Меня потом спросил один знакомый, возможно ли молиться в таком состоянии. С отключением речи и блокировкой мышц языка ты еще пытаешься молиться мысленно. Пытаешься всем сердцем обращаться привычными краткими словами: «Господи Иисусе Христе, Сыне Божий, помилуй мя грешного! Пресвятая Владычице моя, Богородице, спаси мя, грешного! Святый Ангеле Божий, Хранителю мой, помоги мне». И еще краткие молитвы преподобному Сергию Радонежскому, блаженной Матроне Московской, небесному покровителю мученику Валерию Мелитинскому…

Но наступает момент, когда тебе не хватает кислорода, вдохнуть ртом ты не можешь, и тут внутри происходит сбой, а в каком-то смысле наступает паника. Мысли теряют сосредоточенность, по телу проходят судороги, единственным желанием становится просто нормально дышать. В такие мгновения молитва испаряется, как влага на раскаленном песке. Ты начинаешь просто бороться за жизнь, искать, как лучше сделать вдох, глупо и беспомощно теряя молитву — этот главный, целительный источник нашей жизни.

В какой-то момент промелькнуло: если я уже умираю, то пусть это наступит скорей, чтобы близкие не видели всех мучений и чтобы просто перешагнуть порог, который отделяет временное от вечного, тленное от нетленного. Вот как мы просим на каждой ектении «христианския кончины живота нашего, безболезненны, непостыдны, мирны…» Но что-то это прошение никак не исполнялось, оставляя меня на краю бездны, на грани неизвестности.

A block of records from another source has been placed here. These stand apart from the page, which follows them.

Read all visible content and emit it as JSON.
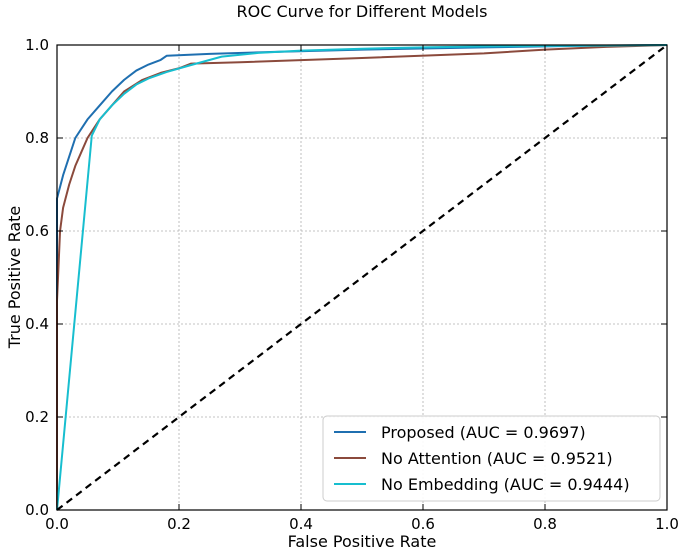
{
  "chart_data": {
    "type": "line",
    "title": "ROC Curve for Different Models",
    "xlabel": "False Positive Rate",
    "ylabel": "True Positive Rate",
    "xlim": [
      0.0,
      1.0
    ],
    "ylim": [
      0.0,
      1.0
    ],
    "xticks": [
      "0.0",
      "0.2",
      "0.4",
      "0.6",
      "0.8",
      "1.0"
    ],
    "yticks": [
      "0.0",
      "0.2",
      "0.4",
      "0.6",
      "0.8",
      "1.0"
    ],
    "grid": true,
    "legend_position": "bottom-right",
    "series": [
      {
        "name": "Proposed (AUC = 0.9697)",
        "color": "#1f6fb0",
        "x": [
          0.0,
          0.0,
          0.01,
          0.02,
          0.03,
          0.05,
          0.07,
          0.09,
          0.11,
          0.13,
          0.15,
          0.17,
          0.18,
          0.25,
          0.35,
          0.5,
          0.7,
          0.85,
          1.0
        ],
        "y": [
          0.0,
          0.67,
          0.72,
          0.76,
          0.8,
          0.84,
          0.87,
          0.9,
          0.925,
          0.945,
          0.958,
          0.968,
          0.977,
          0.981,
          0.985,
          0.99,
          0.995,
          0.998,
          1.0
        ]
      },
      {
        "name": "No Attention (AUC = 0.9521)",
        "color": "#8b4a3c",
        "x": [
          0.0,
          0.0,
          0.005,
          0.01,
          0.02,
          0.03,
          0.04,
          0.05,
          0.07,
          0.09,
          0.11,
          0.14,
          0.17,
          0.2,
          0.22,
          0.3,
          0.5,
          0.7,
          0.8,
          0.9,
          1.0
        ],
        "y": [
          0.0,
          0.45,
          0.6,
          0.65,
          0.7,
          0.74,
          0.77,
          0.8,
          0.84,
          0.87,
          0.9,
          0.925,
          0.94,
          0.95,
          0.96,
          0.963,
          0.972,
          0.982,
          0.99,
          0.996,
          1.0
        ]
      },
      {
        "name": "No Embedding (AUC = 0.9444)",
        "color": "#17becf",
        "x": [
          0.0,
          0.057,
          0.07,
          0.09,
          0.11,
          0.13,
          0.15,
          0.18,
          0.22,
          0.27,
          0.33,
          0.4,
          0.5,
          0.6,
          0.7,
          0.8,
          0.9,
          1.0
        ],
        "y": [
          0.0,
          0.805,
          0.84,
          0.87,
          0.895,
          0.915,
          0.928,
          0.942,
          0.957,
          0.975,
          0.983,
          0.988,
          0.992,
          0.995,
          0.997,
          0.998,
          0.999,
          1.0
        ]
      },
      {
        "name": "",
        "color": "#000000",
        "dashed": true,
        "x": [
          0.0,
          1.0
        ],
        "y": [
          0.0,
          1.0
        ]
      }
    ]
  }
}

Мне наглядно открылось, что бывает, когда молитвы близких восполняют твою беспомощность
Тогда жена поставила на молитву перепугавшихся детей. Опустившись на колени перед иконами, они со слезами, в простых детских словах изливали свою сердечную просьбу. В этот момент мне наглядно открылось, что в жизни бывает, когда ты живешь вовсе не своими молитвами. Когда молитвы тех, кто любит тебя, для кого ты еще имеешь значение, восполняют всю твою беспомощность и немощь. По молитвам ближних мы избавляемся от бед, обретаем от Бога спасение, исцеляемся и воскресаем. Эти молитвы становятся крыльями, которые подымают твою израненную душу и не дают ей пасть вниз.

Еще скажу, что на грани перехода ты чувствуешь, как многое, что казалось тебе важным, вдруг обнажает свою пустоту. Самым сердцем прозреваешь, как напрасно ты всё время куда-то гнал и спешил, пытался что-то заработать, вроде бы чтобы содержать семью, но мимо тебя в этой гонке и проходила жизнь твоей семьи, твоих детей, исчезала радость общения с самыми близкими. Счастье — оно всегда рядом с нами, но мы сами пробегаем мимо него. Чтобы остановиться и вырваться из замкнутого круга, нам от Бога и подаются суровые жизненные уроки.

Но вот наконец и «скорая». Вижу растерянное лицо врача, замешательство в его действиях. Замеряет мне давление, пульс, а затем каким-то прибором еще что-то меряет и с удивлением говорит: «Странно… Что же в крови кислорода-то меньше нормы?» Зачем-то ставит мне катетер в руку… и только перед самым нашим выходом к машине делает укол, после которого судорога в теле исчезает.

В больнице мне поставили капельницу. Но на следующий вечер приступ повторился. Меня отправили в реанимацию. Поскольку и в этот вечер я потерял дар речи, то не мог произносить ни единого слова. Оставался лишь безмолвным созерцателем происходящего и наблюдал, как Бог посредством людей спасает таким же людям жизнь и восстанавливает здоровье.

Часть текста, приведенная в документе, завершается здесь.